Mike Lee: A member of the Senate Judiciary Committee, the Utah senator is a former law clerk of Supreme Court Justice Samuel Alito. Lee has made clear his opposition to Roe, calling it “the 1973 Supreme Court case that invented a so-called 'right' to abortion in the Constitution, and in so doing stripped the unborn of their right to life” and saying “the principal effect of Roe on our culture has been to cheapen the value of humanity itself.” In March, he introduced a “religious freedom” bill that critics argued could mark it easier to discriminate against LGBTQ people.

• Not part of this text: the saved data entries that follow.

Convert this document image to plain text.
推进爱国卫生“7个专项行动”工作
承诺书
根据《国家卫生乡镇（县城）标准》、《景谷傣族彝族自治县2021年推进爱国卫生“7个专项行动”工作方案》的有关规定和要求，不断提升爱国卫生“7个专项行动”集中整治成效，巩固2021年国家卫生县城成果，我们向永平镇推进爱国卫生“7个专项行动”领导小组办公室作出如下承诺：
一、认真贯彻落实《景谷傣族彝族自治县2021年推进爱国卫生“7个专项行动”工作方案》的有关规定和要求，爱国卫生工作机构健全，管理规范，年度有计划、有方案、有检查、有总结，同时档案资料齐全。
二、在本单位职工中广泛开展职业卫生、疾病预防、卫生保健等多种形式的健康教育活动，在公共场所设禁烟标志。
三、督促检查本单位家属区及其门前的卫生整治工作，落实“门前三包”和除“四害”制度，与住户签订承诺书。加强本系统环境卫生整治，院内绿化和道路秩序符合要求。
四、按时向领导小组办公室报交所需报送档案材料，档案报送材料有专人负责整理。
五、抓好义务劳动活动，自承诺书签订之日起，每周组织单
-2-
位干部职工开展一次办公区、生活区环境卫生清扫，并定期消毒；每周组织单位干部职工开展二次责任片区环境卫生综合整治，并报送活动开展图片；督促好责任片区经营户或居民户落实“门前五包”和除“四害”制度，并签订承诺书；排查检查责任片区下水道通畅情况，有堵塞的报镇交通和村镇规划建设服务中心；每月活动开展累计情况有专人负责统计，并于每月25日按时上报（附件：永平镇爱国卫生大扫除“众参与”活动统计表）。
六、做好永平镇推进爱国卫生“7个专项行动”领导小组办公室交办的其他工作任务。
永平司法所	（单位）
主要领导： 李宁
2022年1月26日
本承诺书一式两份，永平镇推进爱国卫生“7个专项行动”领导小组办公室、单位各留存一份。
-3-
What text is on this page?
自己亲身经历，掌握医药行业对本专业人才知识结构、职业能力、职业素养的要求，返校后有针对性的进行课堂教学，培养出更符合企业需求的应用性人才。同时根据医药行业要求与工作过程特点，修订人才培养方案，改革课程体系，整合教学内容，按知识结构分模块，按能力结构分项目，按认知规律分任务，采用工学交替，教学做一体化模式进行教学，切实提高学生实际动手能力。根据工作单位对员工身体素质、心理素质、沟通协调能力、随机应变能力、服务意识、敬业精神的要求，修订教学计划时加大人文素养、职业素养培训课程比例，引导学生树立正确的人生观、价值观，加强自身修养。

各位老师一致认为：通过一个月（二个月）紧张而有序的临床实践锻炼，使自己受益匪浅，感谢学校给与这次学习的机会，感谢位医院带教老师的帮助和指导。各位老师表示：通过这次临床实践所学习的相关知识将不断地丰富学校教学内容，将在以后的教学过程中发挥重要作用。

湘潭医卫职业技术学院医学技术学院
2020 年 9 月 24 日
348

Joan Larsen: A former clerk to the late Justice Antonin Scalia during her tenure on the Supreme Court and an appointee by Trump to the 6th U.S. Circuit Court of Appeals, she criticized the Obama administration for refusing to defend the constitutionally of the Defense of Marriage Act (DOMA), which defined marriage as the union between a man and a woman, and has been critical of the Supreme Court's reasoning in Lawrence v. Texas, the 2003 Supreme Court case that struck down state laws banning sodomy.